Thus sang the great Monty Python team as they hung from their crosses at the end of The Life of Brian, as superb an example of English irony as it is possible to get. I was reminded of it this morning because regularly at the end of each year the government releases papers previously held back from scrutiny under the 30-year rule. Thus, you get a glimpse, no more, of some of what passed for thinking 'back in the day'. The fact that it was Mrs. Thatcher's day only adds to the spice!
According to my favourite early morning listening - 'TOOOORKSPOOOORT' - well, all it does is witter on the subject of 'footie' about which I care nothing but am amused by the passions, frequently incoherent, that are aroused - some of the papers released today show the Thatcher government trying to get to grips with football hooliganism which was rife. You see, then as now, we couldn't atually play good football, our English 'heroes!' regularly losing to countries we taught how to play the wretched game. But when it came to sinking ten pints, running riot, beating up opposition fans and, on occasions, crushing them to death, we were the champions! Apparently Mrs. 'T' and her Tory ministers were exceedingly worried about all this but the fact is that none of them had the slightest knowledge, let alone interest, in the wretched game that seemed to obsess 95% of the population. For that and that alone, Mrs. 'T' deserves her place in history!
However, listening to the always excellent Danny Kelly this morning reminded me that football hooliganism grew out of the general hooliganism of the '70s and '80s in which industrial disputes and strikes almost always ended up with running battles between strikers and police. Plus, of course, there was the added 'spice' of the occasional race riot.
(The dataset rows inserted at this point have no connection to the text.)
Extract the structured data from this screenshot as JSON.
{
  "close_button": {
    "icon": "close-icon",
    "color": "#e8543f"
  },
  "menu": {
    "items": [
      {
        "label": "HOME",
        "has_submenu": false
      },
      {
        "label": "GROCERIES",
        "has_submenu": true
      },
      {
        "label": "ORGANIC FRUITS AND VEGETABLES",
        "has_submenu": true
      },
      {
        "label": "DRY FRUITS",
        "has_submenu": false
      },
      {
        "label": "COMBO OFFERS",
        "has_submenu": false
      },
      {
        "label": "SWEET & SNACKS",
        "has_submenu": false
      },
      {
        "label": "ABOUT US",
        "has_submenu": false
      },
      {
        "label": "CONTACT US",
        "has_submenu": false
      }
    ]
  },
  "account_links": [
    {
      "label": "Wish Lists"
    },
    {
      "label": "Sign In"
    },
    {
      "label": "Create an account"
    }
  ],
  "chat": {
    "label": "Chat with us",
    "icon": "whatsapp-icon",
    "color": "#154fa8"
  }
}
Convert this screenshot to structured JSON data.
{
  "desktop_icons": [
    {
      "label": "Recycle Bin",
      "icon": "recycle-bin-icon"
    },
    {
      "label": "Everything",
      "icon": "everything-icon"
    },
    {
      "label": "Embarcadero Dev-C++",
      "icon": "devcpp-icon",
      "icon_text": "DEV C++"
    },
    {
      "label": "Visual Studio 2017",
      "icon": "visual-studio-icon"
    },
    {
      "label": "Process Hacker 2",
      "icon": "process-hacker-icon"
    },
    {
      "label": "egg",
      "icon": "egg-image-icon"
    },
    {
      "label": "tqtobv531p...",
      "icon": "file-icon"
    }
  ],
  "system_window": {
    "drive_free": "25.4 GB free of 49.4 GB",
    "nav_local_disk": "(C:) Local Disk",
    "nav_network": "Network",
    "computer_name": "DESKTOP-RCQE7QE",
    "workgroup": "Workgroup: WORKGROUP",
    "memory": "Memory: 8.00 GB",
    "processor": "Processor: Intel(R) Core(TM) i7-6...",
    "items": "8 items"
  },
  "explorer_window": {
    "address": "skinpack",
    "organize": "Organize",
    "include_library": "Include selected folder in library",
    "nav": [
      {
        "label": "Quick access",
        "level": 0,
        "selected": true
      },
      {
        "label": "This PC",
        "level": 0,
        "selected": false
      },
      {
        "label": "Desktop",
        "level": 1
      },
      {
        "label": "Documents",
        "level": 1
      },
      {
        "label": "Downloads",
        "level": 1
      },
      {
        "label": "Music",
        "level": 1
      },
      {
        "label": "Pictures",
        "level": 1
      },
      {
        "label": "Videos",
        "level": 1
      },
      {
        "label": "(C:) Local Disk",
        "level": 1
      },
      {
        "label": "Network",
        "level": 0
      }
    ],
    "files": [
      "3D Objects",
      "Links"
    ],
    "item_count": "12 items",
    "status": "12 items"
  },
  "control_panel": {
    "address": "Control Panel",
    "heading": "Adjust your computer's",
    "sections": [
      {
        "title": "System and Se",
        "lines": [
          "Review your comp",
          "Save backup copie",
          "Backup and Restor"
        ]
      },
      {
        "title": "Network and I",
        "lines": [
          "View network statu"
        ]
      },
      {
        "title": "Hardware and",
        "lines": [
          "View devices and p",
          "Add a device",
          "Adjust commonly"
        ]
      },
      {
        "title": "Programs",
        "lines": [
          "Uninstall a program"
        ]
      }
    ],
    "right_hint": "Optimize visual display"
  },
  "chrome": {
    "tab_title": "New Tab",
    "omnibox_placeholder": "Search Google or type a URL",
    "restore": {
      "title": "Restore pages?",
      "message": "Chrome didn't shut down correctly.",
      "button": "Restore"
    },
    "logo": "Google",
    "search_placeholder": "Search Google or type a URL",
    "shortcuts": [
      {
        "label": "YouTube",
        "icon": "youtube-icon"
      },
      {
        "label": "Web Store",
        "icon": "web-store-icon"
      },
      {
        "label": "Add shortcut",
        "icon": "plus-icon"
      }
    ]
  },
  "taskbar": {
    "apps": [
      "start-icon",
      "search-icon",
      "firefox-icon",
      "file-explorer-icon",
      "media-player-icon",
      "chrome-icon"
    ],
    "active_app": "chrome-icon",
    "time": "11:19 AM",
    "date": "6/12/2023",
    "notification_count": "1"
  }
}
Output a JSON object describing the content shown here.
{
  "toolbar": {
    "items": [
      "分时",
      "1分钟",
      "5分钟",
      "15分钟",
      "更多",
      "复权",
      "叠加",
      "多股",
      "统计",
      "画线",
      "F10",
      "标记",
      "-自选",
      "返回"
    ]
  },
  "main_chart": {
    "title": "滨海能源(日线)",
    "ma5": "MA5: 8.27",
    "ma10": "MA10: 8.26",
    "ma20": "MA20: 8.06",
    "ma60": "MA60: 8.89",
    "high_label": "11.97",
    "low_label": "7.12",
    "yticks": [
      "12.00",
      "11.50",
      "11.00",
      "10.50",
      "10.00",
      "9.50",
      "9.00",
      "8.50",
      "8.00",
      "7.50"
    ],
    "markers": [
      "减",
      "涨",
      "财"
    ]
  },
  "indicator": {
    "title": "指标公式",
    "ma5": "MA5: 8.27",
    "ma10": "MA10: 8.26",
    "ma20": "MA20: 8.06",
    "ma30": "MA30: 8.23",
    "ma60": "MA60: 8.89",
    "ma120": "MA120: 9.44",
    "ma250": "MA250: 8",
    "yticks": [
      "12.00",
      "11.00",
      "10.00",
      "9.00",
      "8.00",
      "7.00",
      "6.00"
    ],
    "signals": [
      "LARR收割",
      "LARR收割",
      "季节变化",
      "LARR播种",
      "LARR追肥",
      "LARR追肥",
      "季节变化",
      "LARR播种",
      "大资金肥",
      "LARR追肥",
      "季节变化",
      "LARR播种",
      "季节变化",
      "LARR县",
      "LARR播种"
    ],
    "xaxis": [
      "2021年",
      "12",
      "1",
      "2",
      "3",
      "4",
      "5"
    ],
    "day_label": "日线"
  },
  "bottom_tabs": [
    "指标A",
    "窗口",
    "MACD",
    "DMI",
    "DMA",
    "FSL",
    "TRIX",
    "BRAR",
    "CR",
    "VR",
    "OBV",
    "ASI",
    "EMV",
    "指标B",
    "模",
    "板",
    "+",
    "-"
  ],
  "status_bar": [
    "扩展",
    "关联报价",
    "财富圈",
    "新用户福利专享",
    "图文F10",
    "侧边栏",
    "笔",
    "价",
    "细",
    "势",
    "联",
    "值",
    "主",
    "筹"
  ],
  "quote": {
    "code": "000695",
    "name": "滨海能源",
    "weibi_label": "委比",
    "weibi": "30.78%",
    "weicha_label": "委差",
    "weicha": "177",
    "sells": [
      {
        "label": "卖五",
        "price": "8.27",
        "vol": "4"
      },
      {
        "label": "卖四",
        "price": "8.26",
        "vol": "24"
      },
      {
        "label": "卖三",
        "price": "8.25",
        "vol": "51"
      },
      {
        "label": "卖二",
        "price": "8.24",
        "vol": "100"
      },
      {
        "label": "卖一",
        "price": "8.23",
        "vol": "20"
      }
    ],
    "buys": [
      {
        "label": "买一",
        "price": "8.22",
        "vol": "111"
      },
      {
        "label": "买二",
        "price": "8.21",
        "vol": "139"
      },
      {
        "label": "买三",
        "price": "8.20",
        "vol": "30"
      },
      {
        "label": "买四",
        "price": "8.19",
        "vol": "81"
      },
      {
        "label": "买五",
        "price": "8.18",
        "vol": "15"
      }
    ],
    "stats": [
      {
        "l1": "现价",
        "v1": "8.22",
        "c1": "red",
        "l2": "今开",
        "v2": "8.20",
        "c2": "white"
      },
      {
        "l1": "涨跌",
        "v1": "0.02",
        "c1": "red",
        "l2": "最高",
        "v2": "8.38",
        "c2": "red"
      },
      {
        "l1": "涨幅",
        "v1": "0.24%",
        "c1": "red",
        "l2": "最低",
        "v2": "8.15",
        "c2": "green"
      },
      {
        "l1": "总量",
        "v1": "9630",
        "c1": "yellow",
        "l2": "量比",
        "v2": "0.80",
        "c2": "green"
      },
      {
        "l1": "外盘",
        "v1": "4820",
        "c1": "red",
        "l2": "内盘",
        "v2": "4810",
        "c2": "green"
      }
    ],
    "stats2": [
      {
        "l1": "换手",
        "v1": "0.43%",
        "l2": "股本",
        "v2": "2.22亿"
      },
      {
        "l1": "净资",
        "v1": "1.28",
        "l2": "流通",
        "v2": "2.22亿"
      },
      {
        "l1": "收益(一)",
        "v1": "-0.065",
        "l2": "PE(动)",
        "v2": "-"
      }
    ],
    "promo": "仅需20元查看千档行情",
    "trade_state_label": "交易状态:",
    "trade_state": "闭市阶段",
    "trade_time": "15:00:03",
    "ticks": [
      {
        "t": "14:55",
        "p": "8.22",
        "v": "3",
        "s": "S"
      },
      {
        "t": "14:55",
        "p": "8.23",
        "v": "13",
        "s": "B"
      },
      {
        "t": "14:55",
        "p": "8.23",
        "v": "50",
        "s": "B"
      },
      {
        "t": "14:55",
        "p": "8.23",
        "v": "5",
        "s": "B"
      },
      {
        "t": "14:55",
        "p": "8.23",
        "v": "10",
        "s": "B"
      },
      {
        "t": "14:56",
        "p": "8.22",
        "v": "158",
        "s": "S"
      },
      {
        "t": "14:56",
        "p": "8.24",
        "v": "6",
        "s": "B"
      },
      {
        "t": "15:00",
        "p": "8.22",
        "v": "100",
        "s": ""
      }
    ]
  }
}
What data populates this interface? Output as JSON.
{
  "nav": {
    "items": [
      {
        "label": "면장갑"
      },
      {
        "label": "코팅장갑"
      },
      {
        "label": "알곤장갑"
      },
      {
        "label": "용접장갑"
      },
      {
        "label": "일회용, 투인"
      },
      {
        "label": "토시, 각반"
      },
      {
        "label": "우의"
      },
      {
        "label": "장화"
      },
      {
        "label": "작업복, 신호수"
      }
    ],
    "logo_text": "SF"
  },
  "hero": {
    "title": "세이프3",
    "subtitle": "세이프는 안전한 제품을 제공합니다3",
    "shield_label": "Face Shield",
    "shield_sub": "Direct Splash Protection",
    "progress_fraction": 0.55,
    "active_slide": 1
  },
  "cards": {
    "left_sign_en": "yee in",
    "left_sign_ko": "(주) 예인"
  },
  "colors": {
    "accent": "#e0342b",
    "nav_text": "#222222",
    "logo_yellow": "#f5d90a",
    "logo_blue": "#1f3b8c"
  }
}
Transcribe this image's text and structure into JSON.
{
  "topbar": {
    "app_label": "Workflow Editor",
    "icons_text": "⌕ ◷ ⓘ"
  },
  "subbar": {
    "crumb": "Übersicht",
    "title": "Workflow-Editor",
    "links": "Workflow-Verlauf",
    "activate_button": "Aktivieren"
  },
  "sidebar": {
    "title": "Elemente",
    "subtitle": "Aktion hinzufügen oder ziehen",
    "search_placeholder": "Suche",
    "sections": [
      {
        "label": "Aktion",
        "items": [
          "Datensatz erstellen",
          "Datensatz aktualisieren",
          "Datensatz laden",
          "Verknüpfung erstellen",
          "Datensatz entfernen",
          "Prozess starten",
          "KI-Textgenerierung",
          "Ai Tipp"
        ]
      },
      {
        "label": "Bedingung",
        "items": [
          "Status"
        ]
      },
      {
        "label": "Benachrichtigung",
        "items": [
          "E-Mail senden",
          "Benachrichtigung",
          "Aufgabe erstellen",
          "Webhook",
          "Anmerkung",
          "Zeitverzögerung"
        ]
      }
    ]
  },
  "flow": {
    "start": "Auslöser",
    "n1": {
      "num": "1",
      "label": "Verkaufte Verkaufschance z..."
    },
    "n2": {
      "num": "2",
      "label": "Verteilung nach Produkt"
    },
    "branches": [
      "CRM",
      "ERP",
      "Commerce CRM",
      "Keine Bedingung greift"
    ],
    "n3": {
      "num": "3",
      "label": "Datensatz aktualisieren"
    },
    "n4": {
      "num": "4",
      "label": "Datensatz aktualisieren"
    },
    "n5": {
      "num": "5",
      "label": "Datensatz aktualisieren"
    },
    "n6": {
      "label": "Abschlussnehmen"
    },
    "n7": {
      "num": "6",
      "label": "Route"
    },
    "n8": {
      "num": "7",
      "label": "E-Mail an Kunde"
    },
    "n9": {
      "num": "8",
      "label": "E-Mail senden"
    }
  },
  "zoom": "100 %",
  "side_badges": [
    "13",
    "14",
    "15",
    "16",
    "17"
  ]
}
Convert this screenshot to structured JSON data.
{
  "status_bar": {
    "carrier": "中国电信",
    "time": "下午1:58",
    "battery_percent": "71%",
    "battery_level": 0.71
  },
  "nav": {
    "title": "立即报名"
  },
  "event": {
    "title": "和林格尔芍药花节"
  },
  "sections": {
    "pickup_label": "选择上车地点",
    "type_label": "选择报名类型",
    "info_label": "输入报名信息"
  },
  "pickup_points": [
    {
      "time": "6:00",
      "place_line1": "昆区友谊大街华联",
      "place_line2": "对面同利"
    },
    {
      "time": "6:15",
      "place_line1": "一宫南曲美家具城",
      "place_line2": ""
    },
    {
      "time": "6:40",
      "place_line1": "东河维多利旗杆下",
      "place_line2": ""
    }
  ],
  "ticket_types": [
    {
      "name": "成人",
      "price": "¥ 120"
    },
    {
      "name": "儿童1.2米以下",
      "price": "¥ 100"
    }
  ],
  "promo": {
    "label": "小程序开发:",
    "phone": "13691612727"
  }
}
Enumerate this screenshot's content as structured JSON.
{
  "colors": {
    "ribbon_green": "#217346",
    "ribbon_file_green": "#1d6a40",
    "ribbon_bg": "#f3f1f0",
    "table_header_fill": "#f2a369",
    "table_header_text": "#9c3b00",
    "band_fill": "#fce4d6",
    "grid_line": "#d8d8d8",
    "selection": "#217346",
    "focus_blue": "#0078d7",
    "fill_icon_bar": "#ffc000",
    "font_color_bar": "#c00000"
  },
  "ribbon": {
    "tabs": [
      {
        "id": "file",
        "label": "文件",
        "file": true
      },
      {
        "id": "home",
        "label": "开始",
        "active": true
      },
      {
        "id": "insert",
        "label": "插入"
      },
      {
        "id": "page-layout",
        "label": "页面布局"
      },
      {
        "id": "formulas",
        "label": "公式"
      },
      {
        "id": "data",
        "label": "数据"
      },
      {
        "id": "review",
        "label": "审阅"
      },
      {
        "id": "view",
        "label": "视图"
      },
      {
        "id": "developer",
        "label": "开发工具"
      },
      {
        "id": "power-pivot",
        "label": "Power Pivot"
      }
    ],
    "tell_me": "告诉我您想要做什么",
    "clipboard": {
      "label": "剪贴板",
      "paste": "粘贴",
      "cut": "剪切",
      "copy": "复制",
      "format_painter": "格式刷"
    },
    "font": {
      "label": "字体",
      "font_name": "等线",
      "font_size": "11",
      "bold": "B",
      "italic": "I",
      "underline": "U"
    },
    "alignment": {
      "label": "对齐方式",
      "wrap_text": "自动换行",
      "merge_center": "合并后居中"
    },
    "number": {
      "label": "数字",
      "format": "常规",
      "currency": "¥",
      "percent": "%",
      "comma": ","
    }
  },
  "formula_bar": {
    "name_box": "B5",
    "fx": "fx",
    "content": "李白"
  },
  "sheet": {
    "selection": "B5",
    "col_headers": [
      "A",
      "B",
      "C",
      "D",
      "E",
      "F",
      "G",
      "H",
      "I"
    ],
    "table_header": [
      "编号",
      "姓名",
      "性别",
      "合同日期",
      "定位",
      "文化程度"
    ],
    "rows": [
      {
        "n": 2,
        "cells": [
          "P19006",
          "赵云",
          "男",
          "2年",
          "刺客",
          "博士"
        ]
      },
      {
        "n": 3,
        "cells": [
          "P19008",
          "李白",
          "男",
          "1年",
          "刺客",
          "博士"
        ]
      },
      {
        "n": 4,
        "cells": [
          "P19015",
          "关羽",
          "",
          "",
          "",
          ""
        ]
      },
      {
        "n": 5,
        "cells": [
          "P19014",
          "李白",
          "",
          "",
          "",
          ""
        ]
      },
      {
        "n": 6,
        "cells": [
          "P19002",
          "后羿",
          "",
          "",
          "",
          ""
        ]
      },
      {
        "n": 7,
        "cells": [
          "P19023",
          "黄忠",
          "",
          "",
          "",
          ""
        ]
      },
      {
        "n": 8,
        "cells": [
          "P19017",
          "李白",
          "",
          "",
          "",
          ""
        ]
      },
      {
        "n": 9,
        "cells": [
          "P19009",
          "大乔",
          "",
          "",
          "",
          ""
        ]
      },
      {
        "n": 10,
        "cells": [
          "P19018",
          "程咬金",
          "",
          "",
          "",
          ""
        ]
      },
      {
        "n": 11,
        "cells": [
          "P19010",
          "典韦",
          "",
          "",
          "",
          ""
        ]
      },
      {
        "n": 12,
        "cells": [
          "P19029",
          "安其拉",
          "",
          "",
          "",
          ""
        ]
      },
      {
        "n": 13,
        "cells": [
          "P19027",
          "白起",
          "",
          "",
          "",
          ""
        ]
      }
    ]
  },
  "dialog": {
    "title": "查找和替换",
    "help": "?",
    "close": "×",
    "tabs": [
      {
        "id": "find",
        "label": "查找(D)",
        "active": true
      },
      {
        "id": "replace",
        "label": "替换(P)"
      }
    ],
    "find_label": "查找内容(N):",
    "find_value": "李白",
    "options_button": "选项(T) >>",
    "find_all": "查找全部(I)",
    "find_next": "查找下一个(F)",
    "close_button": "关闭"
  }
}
In other words, the Britain of that period which, I would remind everyone, sank to its festering immaturity because of the strength of trade union muscle and militancy, was a pretty sad, broken-down wreck of a country rightly labelled as 'the sick man of Europe'.
To put it bluntly, the Britain of that period was a deeply unpleasant place in which to live and whilst we have our problems today it's worth remembering that life now is a nirvana compared to the grotty, violent, dangerous times of 40 years ago. Once again, let us briefly bow our heads in grateful remembrance of 'that woman' who gave us all a spanking and told us to behave ourselves!
Does the mention of Mrs. Thatcher's name still cause the British Left to foam at the mouth and wet themselves, or have they been relegated to perpetual self colonoscopy?
Posted by: Whitewall | Tuesday, 30 December 2014 at 16:05
Back then the British had a mind of their own and could speak it.
Now you all is humble followers of the party line - or else!
And you are not legally etc allowed to say anything much.
Such of you thet are native to the land.
Posted by: john malpas | Tuesday, 30 December 2014 at 20:00
"perpetual self colonoscopy" - an image to conjure with!
Did you compose that last line,John, or are you quoting - if so, from where? Jest askin'!
Posted by: David Duff | Tuesday, 30 December 2014 at 21:48
'Morning Duffers, Whitewall, Andra et al.
It is really no surprise that "Soccer" fans riot - no matter what the nationality. The game is so bloody boring one could be excused for believing it was meant to boor you to snores.
It really should be consigned to "the yarts" given the number of actors taking part.
Happy New Year [just 12 hours away] to all
Posted by: AussieD | Wednesday, 31 December 2014 at 00:55
Slightly off topic but are you keeping an eye on Sweden? The results of their recent general election produced 40% left and 40% right and 20% anti-immigration party. So, neither left or right could form a government unless they enlisted the support of the anti-immigration party, which they wouldn't do. So they have formed a coalition. Perhaps that is our future after a few weeks of wrangling next May! YMD as Prime Minister and Ed taking over Cloggies job. What joy! And Mr Farage as the leader of Her Majesty's opposition!
Posted by: backofanenvelope | Wednesday, 31 December 2014 at 09:48
Yes, another National Govt. just like the '30s' with Ed as Ramsay McDonald. We'll be told we're all in it together and must work like hell to dig the country out of the mess the pols got it in. Heard it all before somewhere.
(You'll remember the National Government, Duffy?)
Posted by: Oswald Thake | Wednesday, 31 December 2014 at 10:18
Thanks, fellas, now I have a headache!
Posted by: David Duff | Wednesday, 31 December 2014 at 10:23
Take the advice of an older man. Put more water in it!
Posted by: Oswald Thake | Wednesday, 31 December 2014 at 14:36
Headache? Buy yourself a bottle of Greek aspirin.
AussieD, with the new year falling on you first, please handle it with care and then rinse it off properly for the rest of us to mismanage ourselves. Happy New Year to you.